Neguinho não esculacha o Chico Buarque

chicoecaetano
Chico Buarque e Caetano Veloso, olhando ‘o passarinho’ numa época em que ‘ser do contra’ era sinônimo de ser de esquerda.

Paris foi vítima de um ataque terrorista horroroso. Em novembro de 2015. Muita gente colocou para tocar Imagine, de John Lennon. Como quem diz: vejam como eu estou aí para salvar o mundo. Tipo: se todos fossem iguais ao John Lennon e a mim, a terra viveria em paz. É isso o que esses bobos querem dizer. Só que não é assim, todo mundo sabe. John Lennon era um cara raivoso. Basta olhar os dentes dele. Rangendo.

Isso gerou muito protesto contra o pacifismo boboca de John Lennon. Principalmente entre os conservadores. Os de direita. Aí eu digo: bater no John Lennon é fácil. Ninguém, ou quase ninguém, teve compromisso com a beatlemania. Cantar Twist and Shout na adolescência não compromete ninguém. Todos sabem.

Mas, vejam, uma coisa que eu tenho reparado nos conservadores. Digam se não tenho razão. É que esses putos, quando eventualmente falam mal do Chico Buarque, outro esquerdinha-caviar, usam um tom de voz tão ameno que só tenho uma explicação para o fenômeno: têm o rabo preso. Tenho certeza de que esses direitistas mal-resolvidos, mesmo sabendo que o Chico Buarque é um petista incorrigível, lembram-se de que já se empolgaram cantando Apesar de VocêO Que Será e Geni. E pior: que já se acharam inteligentes cantando Chico Buarque. E aí vem o paradoxo: como cuspir no prato que comi? Como jogar a pedra na Geni?

Como cuspir no cara que a minha professora de Português dizia ser um gênio do tamanho de um Dante Alighieri? Como bater em um cara que fez uma música em que todos os versos terminam em proparoxítona? Seria o cúmulo do máximo do escândalo.

(…)

Eu mesmo sofro desse mal. Confesso. Também já fui brasileiro, como Carlos Drummond.

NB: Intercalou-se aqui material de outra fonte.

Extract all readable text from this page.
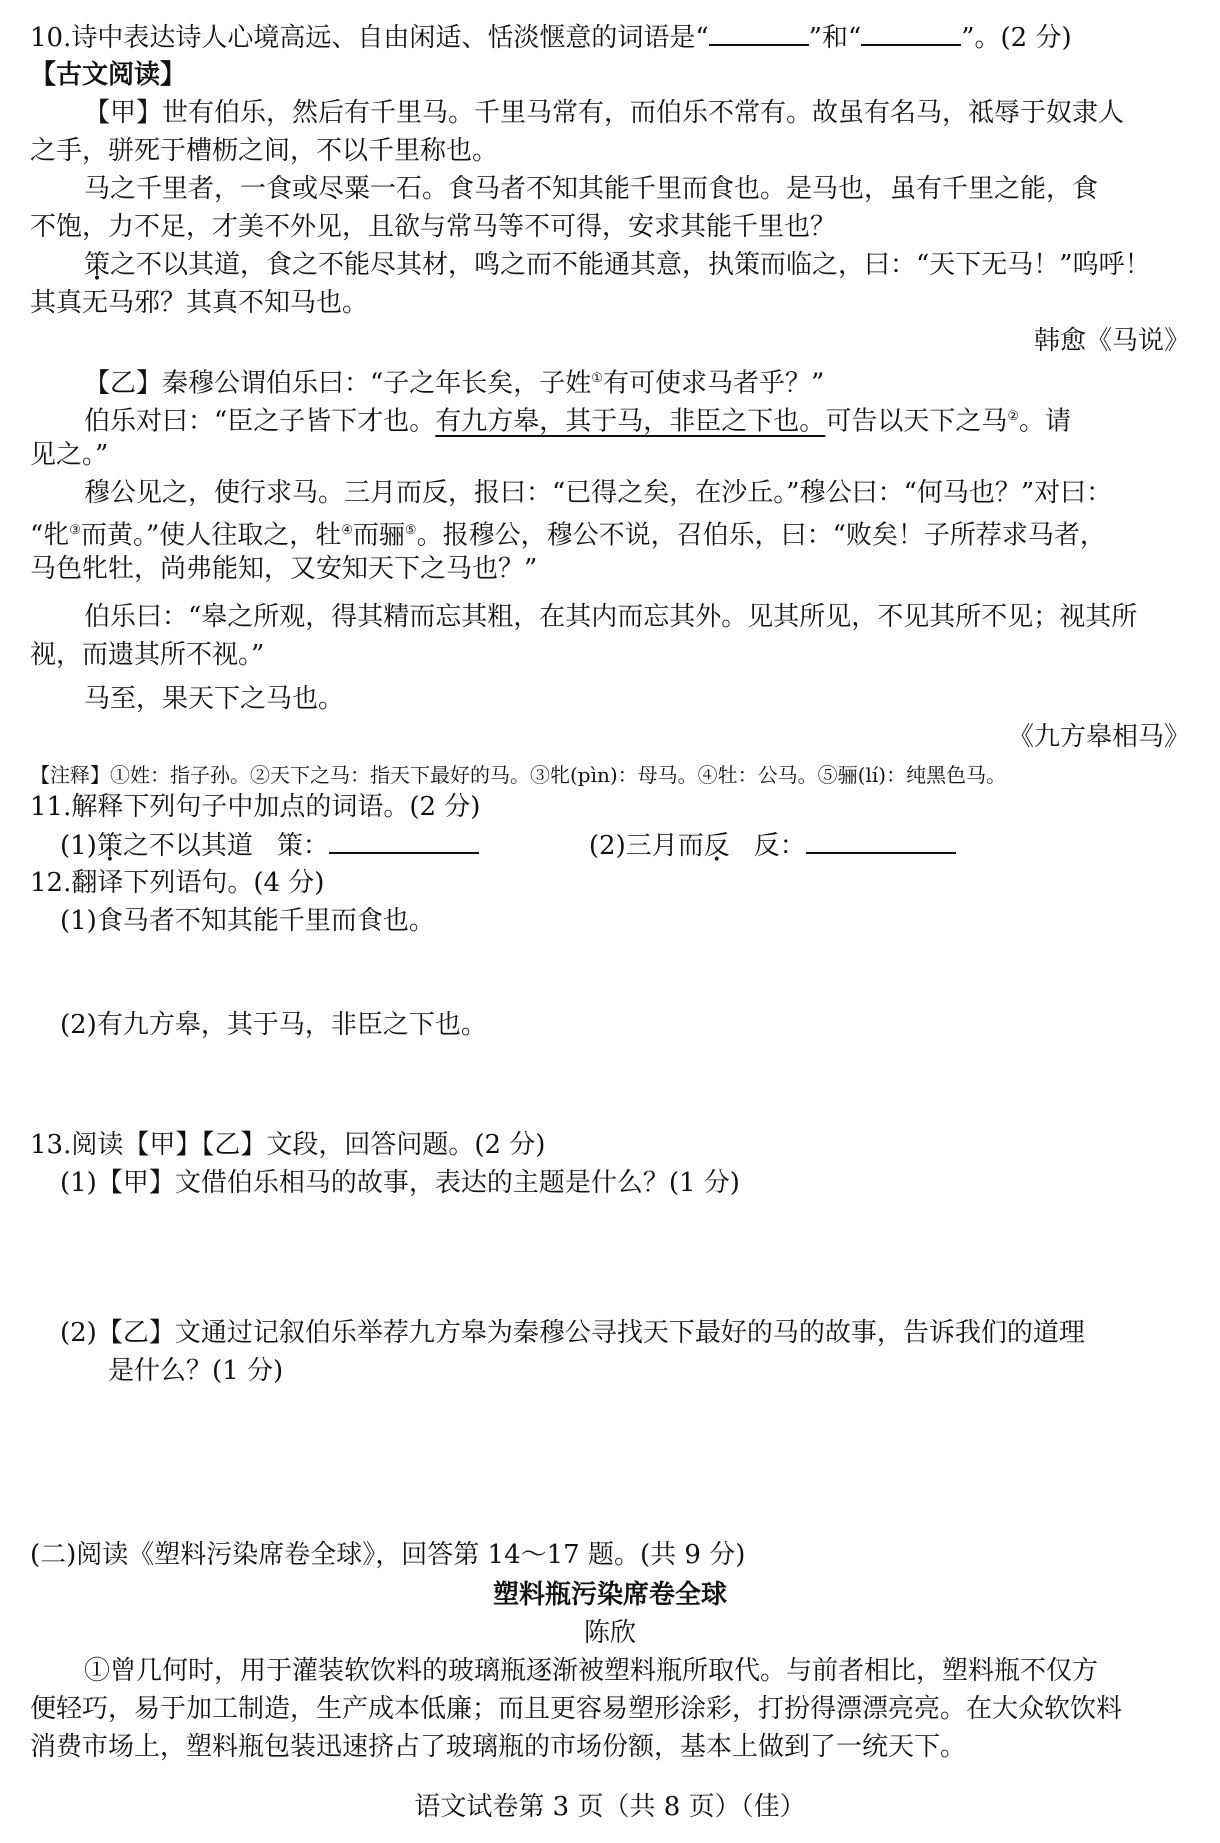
10.诗中表达诗人心境高远、自由闲适、恬淡惬意的词语是“	”和“	”。(2 分)
【古文阅读】
【甲】世有伯乐，然后有千里马。千里马常有，而伯乐不常有。故虽有名马，祗辱于奴隶人
之手，骈死于槽枥之间，不以千里称也。
马之千里者，一食或尽粟一石。食马者不知其能千里而食也。是马也，虽有千里之能，食
不饱，力不足，才美不外见，且欲与常马等不可得，安求其能千里也？
策之不以其道，食之不能尽其材，鸣之而不能通其意，执策而临之，曰：“天下无马！”呜呼！
其真无马邪？其真不知马也。
韩愈《马说》
【乙】秦穆公谓伯乐曰：“子之年长矣，子姓①有可使求马者乎？”
伯乐对曰：“臣之子皆下才也。有九方皋，其于马，非臣之下也。可告以天下之马②。请
见之。”
穆公见之，使行求马。三月而反，报曰：“已得之矣，在沙丘。”穆公曰：“何马也？”对曰：
“牝③而黄。”使人往取之，牡④而骊⑤。报穆公，穆公不说，召伯乐，曰：“败矣！子所荐求马者，
马色牝牡，尚弗能知，又安知天下之马也？”
伯乐曰：“皋之所观，得其精而忘其粗，在其内而忘其外。见其所见，不见其所不见；视其所
视，而遗其所不视。”
马至，果天下之马也。
《九方皋相马》
【注释】①姓：指子孙。②天下之马：指天下最好的马。③牝(pìn)：母马。④牡：公马。⑤骊(lí)：纯黑色马。
11.解释下列句子中加点的词语。(2 分)
(1)策之不以其道 策：	(2)三月而反 反：
12.翻译下列语句。(4 分)
(1)食马者不知其能千里而食也。
(2)有九方皋，其于马，非臣之下也。
13.阅读【甲】【乙】文段，回答问题。(2 分)
(1)【甲】文借伯乐相马的故事，表达的主题是什么？(1 分)
(2)【乙】文通过记叙伯乐举荐九方皋为秦穆公寻找天下最好的马的故事，告诉我们的道理
是什么？(1 分)
(二)阅读《塑料污染席卷全球》，回答第 14～17 题。(共 9 分)
塑料瓶污染席卷全球
陈欣
①曾几何时，用于灌装软饮料的玻璃瓶逐渐被塑料瓶所取代。与前者相比，塑料瓶不仅方
便轻巧，易于加工制造，生产成本低廉；而且更容易塑形涂彩，打扮得漂漂亮亮。在大众软饮料
消费市场上，塑料瓶包装迅速挤占了玻璃瓶的市场份额，基本上做到了一统天下。
语文试卷第 3 页（共 8 页）（佳）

O negócio é o seguinte: se você já curtiu Chico Buarque uma vez na vida, não vai adiantar agora tomar remédio. Você pode ter-se convertido ao catolicismo, pode ser leitor do Diogo Mainardi e pode já ter lido de cabo a rabo, por duas vezes, O Mínimo Que Você Precisa Saber Para Não Ser Um Idiota e tal. Mas você sempre ouvirá no fundo de sua mente a voz de Chico sussurrando na sua cabeça: quero ficar no teu corpo feito tatuagem, que é pra te dar coragem. E ele fica mesmo, grudado na memória afetiva e musical. É muito duro conviver com isso. Já tentei me livrar de suas musiquinhas com oração e jejum. Mas ele sempre volta: Você vai me seguir, aonde quer que eu vá. Para me livrar dele, tenho dado esmolas para os miseráveis. Mas a cada dia que passa vejo que o verdadeiro miserável sou eu.

A propósito: a única coisa que guardo, saudoso, de meus tempos de beatlemania é ter tido a oportunidade de ouvir I am The Walrus na voz de Jim Carrey. Simplesmente fantástico. E só. Tudo o mais é lixo.